The expression of AE2 was significantly reduced in PBC, especially in the damaged small bile ducts involved in CNSDC, in agreement with previous studies [21, 34]. Furthermore, this study disclosed for the first time that the decreased expression of AE2 was closely correlated with abnormal expression of PDC-E2 and autophagy-related markers LC3 and p62. The present study also demonstrated that AE2 knockdown effectively induced dysregulated autophagy and cell surface expression of PDC-E2 in BECs. These findings suggest that an impaired bicarbonate umbrella caused by AE2 dysfunction may be involved in dysregulated autophagy in the pathogenesis of PBC (Fig. 5).

It is conceivable that bile acid signaling may also participate in dysregulated autophagy and other pathophysiology of BECs in PBC. Bile acid may regulate BECs through bile acid nuclear receptor, farnesoid X receptor (FXR), and plasma membrane receptor TGR5 [35]. FXR suppressed autophagy in hepatocytes, whereas nuclear receptor peroxisome proliferator activated receptor α (PPARα) induced autophagy [36]. In cholestatic livers, the accumulation of bile acids caused the accumulation of autophagosomes via suppressed autophagy flux and accumulation of p62 in hepatocytes, although the signaling pathway including FXR and TGR5 was undetermined [37]. It remains to be seen how bile acids regulate autophagy and cause dysregulated autophagy and which bile acid receptors participate in the process in BECs in PBC.

Furthermore, this study demonstrates that AE2 knockdown effectively induced cellular senescence, in agreement with a recent study [34]. Our group previously reported that cellular senescence was caused via dysregulated autophagy [10]; therefore, it is likely that cellular senescence may be induced via dysregulated autophagy due to AE2 downregulation. Conversely, AE2 expression was decreased in senescent BECs induced by GCDC, serum deprivation, and other stresses. Since a short-term treatment with GCDC and other several factors rather increased AE2 mRNA expression, chronic exposure to GCDC seems to be critical to decrease AE2 expression together with the induction of cellular senescence. It is conceivable that impairment of bicarbonate umbrella, due to senescent BECs, further exacerbates injuries of BECs (Fig. 5).
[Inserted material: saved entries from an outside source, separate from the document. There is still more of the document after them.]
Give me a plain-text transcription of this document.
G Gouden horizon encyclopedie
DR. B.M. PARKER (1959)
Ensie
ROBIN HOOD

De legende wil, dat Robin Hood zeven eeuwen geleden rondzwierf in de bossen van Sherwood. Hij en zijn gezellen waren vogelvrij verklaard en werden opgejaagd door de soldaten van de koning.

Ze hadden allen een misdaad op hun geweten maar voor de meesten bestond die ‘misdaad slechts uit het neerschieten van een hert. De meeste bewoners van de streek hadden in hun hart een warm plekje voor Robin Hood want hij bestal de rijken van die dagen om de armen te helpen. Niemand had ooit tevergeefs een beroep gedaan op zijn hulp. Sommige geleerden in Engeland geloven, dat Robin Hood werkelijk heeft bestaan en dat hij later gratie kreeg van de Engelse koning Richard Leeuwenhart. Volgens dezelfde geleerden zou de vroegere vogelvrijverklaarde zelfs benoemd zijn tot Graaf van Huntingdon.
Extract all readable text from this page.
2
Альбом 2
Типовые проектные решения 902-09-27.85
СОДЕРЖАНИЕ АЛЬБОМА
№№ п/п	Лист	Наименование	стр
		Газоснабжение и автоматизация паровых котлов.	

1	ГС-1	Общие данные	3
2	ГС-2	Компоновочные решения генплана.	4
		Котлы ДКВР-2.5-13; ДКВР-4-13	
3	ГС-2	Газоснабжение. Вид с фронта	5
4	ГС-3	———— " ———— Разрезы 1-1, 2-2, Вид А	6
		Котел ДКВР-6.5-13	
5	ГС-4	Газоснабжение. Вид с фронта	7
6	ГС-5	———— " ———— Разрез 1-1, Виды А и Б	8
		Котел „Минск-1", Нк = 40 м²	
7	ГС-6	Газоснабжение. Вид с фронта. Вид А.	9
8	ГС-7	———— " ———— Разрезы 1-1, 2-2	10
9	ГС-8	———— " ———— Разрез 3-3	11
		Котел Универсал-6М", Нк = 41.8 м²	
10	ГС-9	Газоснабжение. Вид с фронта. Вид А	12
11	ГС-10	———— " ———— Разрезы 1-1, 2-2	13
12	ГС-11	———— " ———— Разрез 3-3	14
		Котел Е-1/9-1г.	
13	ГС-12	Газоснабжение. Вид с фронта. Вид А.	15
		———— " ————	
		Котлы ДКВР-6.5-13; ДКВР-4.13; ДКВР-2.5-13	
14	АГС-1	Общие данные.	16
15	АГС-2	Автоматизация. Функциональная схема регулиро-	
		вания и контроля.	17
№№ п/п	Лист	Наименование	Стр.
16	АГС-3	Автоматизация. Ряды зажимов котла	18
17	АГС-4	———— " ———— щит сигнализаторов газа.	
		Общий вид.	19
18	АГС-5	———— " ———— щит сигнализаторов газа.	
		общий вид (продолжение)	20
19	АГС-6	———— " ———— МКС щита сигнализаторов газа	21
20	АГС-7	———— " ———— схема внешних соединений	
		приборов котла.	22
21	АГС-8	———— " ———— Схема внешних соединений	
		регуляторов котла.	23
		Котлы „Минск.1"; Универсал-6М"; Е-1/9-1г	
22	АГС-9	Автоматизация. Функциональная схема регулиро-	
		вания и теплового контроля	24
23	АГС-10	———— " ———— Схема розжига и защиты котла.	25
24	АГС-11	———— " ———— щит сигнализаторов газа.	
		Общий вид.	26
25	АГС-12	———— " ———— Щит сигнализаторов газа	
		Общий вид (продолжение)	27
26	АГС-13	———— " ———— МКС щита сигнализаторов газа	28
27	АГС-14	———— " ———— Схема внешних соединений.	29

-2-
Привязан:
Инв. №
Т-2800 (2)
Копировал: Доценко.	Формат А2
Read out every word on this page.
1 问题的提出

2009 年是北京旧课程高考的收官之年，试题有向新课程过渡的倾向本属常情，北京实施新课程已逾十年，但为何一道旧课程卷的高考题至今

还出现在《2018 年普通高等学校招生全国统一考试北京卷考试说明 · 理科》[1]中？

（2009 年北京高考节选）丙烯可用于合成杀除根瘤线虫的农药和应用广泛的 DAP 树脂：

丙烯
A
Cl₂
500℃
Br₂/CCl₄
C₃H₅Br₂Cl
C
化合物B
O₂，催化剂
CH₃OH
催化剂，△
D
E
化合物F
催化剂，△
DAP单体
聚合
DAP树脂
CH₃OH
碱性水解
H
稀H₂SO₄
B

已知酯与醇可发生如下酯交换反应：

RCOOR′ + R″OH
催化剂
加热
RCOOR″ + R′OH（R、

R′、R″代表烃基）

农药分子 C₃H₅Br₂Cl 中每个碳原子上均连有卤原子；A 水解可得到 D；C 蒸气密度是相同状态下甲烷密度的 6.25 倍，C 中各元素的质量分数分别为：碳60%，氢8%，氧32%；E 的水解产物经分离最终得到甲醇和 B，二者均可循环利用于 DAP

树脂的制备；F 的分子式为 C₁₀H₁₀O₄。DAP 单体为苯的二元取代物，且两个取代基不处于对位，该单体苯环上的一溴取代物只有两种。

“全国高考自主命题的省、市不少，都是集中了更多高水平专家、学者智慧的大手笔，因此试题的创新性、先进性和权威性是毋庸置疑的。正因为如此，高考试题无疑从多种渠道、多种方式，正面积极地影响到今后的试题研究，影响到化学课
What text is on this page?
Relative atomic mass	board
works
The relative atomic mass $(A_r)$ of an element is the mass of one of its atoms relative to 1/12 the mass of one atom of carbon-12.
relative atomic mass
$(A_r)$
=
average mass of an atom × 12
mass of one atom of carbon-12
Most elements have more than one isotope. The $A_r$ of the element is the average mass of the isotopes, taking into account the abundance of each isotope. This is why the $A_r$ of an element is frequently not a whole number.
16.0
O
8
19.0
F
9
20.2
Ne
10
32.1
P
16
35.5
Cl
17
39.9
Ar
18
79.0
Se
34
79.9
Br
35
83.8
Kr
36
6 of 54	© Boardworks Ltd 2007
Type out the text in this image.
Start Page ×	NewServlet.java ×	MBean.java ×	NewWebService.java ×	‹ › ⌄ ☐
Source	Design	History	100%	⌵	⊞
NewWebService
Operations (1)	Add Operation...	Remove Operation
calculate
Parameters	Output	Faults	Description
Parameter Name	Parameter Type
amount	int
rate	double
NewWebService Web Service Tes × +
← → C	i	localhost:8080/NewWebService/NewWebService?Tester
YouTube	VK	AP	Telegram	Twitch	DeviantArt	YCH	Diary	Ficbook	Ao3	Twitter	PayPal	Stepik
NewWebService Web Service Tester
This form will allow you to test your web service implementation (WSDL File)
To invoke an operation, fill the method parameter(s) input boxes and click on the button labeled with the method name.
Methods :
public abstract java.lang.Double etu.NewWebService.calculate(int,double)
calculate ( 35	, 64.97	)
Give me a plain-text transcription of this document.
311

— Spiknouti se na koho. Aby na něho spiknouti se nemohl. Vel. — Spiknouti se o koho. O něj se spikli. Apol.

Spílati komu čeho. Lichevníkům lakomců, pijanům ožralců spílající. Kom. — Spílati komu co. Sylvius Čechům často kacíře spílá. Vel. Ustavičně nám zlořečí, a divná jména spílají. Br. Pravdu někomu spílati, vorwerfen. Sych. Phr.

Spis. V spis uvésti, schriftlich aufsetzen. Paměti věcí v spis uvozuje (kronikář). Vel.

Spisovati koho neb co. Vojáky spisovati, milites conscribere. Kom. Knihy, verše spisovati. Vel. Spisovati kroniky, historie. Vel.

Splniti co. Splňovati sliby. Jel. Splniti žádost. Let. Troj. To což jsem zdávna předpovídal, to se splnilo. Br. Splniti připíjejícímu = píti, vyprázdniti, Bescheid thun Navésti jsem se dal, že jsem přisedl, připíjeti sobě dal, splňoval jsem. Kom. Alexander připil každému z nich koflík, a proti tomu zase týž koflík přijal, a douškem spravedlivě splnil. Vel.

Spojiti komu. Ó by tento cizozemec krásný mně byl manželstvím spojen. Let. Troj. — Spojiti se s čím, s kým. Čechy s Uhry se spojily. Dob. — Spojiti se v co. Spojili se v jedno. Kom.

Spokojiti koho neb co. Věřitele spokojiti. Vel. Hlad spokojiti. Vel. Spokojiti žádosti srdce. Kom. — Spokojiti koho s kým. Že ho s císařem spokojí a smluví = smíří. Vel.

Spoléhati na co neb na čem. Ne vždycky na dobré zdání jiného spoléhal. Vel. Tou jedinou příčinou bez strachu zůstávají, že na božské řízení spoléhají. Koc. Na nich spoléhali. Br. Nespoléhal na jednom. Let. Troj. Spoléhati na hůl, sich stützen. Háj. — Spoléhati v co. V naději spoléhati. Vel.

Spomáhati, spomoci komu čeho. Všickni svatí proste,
It has not yet been determined whether AE2 overexpression could prevent dysregulated autophagy and cellular senescence and other injuries in BECs caused by GCDC and other toxic agents.

In addition, it is now well known that senescent BECs express various chemokines and cytokines as senescence-associated secretory phenotypes (SASPs) in PBC and PSC, which modulate inflammatory cell infiltration and fibrosis in cholangiopathies, as our group reported for the first time [17, 18, 38, 39]. Taken together, these studies indicate that it is plausible that impairment of AE2 in parallel with cellular senescence may participate in the exacerbated inflammation and other pathologic events via SASPs in PBC.

It is of interest that allelic variations in AE2 gene have a significant association with the progression rate of liver disease in PBC under UDCA therapy in a previous study [40]. Recent GWAS studies revealed several candidates of susceptible genes/loci in PBC [5, 6]; however, AE2 has not been identified as a susceptible gene, so far. Generally, most susceptible genes/loci are HLA and non-HLA genes relating adaptive and innate immunity such as cytokines, chemokines, and their receptors in PBC [5, 6]. There were few genes/loci relating to the susceptibility/vulnerability of BECs in PBC [5, 6]. Some ER stress-related genes, such as ORM1-like protein 3 (ORMDL3), which are included in susceptible genes/loci in PBC [5, 6], might be related to autophagy of epithelial cells as suggested in inflammatory bowel disease. Our previous study showed that ER stress might be involved in dysregulated autophagy and cellular senescence in BECs. Therefore, ER stress may be associated with an impairment of AE2 in BECs in PBC.

In conclusion, an impaired biliary bicarbonate umbrella may be involved in dysregulated autophagy followed by abnormal expression of PDC-E2 and cellular senescence in BECs in PBC. Therapeutic strategies to relieve the “impaired biliary bicarbonate umbrella” may be effective for PBC.